BACKGROUND: Unanticipated difficult airway is a potentially life-threatening event during elective surgery or management of critical conditions. Nevertheless, predicting difficult mask ventilation currently remains a challenge due to the poor sensitivity of available clinical tests. Our primary goal was to verify whether preoperative upper airway ultrasound measurements were useful to predict difficult face mask ventilation. Our secondary goal was to evaluate clinical characteristics and differences between patients who are difficult to ventilate and patients who are not.
METHODS: We performed a prospective observational study, enrolling 250 adult patients selected for colorectal, gastric, bariatric and pancreatic elective surgery between September 2017 and October 2018. We performed a preoperative US assessment of the airways, following a standardized protocol. We measured the hyomental distance (DIM), the thickness of the base of the tongue (SBL), the thickness of the soft tissues anterior to the hyoid bone (STTi), thyro-hyoid distance (DTI), the thickness of soft tissue anterior to the epiglottis (STTe), to the arytenoid (STTa) and to the commissure of the vocal cords (STTcv).

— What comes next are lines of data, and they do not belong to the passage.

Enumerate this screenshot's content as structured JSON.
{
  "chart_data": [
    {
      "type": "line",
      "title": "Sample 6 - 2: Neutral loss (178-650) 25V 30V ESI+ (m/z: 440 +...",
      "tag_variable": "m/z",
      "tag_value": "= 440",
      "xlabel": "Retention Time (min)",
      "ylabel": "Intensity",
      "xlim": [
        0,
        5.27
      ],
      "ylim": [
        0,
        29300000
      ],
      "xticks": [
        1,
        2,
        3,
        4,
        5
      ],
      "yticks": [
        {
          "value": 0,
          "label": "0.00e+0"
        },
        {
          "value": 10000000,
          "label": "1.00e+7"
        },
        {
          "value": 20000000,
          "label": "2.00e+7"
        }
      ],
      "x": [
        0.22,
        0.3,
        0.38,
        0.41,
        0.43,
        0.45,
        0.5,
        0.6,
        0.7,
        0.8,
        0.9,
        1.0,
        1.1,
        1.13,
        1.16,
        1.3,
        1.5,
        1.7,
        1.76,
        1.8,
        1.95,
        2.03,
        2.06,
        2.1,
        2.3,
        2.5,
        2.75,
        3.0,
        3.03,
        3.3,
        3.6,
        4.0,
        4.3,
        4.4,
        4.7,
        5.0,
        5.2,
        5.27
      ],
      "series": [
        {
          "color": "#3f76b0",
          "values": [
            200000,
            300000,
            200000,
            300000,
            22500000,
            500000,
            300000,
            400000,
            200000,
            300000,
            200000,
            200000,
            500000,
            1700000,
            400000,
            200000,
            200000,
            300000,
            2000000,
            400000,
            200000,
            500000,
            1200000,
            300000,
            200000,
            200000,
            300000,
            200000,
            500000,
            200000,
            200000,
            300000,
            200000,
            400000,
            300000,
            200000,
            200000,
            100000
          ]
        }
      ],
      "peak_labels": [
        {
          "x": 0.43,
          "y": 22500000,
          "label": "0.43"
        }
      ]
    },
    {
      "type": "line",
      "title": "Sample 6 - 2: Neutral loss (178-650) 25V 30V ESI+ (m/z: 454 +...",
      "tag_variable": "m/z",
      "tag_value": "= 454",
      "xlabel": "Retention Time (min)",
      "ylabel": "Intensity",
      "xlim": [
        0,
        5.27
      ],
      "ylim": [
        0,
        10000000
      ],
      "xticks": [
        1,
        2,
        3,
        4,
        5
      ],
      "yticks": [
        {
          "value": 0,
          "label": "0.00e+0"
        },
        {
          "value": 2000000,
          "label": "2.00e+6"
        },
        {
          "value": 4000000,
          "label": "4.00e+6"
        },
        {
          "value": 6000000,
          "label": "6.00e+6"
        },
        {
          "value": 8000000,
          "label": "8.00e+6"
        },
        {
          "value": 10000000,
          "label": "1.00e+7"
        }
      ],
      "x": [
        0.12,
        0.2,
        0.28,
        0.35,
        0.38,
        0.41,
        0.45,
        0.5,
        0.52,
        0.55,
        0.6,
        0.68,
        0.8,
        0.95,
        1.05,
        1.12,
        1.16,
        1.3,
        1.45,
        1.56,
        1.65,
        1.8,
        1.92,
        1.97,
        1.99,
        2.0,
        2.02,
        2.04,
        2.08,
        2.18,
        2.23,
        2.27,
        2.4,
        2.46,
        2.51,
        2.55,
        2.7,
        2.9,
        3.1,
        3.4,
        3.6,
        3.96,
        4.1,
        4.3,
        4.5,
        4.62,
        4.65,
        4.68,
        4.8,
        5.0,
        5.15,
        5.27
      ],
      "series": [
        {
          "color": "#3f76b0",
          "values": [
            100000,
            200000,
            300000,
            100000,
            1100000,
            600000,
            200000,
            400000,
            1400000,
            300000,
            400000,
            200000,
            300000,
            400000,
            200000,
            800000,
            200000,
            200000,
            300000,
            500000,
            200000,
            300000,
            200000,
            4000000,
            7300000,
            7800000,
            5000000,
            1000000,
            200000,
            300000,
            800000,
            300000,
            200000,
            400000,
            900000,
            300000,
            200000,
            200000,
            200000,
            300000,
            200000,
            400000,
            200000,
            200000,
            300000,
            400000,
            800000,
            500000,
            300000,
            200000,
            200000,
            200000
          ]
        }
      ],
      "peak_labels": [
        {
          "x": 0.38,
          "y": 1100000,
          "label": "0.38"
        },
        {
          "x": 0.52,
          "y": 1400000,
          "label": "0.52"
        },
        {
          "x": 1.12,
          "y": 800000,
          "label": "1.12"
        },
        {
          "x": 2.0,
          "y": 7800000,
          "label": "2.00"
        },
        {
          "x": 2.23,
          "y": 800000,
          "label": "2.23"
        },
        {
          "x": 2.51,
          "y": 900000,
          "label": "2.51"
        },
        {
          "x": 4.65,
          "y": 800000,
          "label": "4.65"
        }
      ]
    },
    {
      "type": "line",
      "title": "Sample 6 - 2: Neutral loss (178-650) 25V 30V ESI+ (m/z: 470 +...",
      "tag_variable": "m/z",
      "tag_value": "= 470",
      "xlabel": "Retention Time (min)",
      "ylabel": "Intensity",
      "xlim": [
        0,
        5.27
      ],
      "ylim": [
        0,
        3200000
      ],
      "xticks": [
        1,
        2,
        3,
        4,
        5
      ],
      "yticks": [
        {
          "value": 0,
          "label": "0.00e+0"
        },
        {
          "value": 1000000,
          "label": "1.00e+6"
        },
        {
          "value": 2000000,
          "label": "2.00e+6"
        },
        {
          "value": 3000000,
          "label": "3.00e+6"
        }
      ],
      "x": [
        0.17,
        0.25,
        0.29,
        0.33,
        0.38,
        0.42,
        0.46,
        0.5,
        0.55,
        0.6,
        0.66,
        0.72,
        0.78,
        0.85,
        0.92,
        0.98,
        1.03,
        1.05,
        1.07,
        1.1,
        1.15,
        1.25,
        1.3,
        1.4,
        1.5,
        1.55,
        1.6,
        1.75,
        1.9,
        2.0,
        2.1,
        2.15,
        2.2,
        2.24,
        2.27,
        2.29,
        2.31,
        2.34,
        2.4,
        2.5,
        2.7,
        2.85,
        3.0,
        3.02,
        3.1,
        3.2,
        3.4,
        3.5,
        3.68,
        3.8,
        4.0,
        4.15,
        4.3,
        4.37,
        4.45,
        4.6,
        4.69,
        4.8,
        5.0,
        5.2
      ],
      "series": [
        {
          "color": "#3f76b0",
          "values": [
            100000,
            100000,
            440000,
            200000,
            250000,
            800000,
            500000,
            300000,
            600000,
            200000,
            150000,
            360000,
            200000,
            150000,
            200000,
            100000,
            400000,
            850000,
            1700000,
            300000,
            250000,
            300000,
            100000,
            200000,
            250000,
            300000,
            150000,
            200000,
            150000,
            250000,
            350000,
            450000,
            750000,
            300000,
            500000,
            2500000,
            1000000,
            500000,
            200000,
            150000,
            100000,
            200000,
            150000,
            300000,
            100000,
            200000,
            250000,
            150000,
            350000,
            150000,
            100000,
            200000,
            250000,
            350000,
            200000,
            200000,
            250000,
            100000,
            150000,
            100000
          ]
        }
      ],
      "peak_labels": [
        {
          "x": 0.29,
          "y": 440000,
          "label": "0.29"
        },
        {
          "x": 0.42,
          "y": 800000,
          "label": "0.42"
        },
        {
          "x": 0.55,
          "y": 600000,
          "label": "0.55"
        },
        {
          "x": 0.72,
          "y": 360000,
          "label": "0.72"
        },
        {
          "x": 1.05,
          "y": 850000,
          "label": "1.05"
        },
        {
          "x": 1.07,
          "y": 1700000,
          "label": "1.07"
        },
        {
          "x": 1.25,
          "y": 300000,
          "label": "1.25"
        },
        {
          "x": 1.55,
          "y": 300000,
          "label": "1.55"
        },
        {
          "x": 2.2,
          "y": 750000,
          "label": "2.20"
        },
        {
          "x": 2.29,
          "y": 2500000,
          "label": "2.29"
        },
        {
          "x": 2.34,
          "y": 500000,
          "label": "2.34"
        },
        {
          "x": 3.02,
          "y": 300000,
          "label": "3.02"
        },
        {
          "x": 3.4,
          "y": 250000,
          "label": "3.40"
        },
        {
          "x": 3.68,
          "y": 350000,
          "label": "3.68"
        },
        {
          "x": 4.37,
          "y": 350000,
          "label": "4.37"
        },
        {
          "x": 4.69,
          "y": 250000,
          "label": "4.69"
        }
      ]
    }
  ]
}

RESULTS: SBL had a predictive role of difficult mask ventilation in curarized and noncurarized patients for values higher than 50 mm. Hyomental distance with hyperextension of the head and subluxation of the mandible (DIMs) had a predictive role in the curarized patient (protective parameter).
CONCLUSIONS: Airways ultrasound evaluation could be an important tool to predict difficult mask ventilation. Further studies are necessary to validate the parameters found and correlate them to the preoperative clinical evaluation.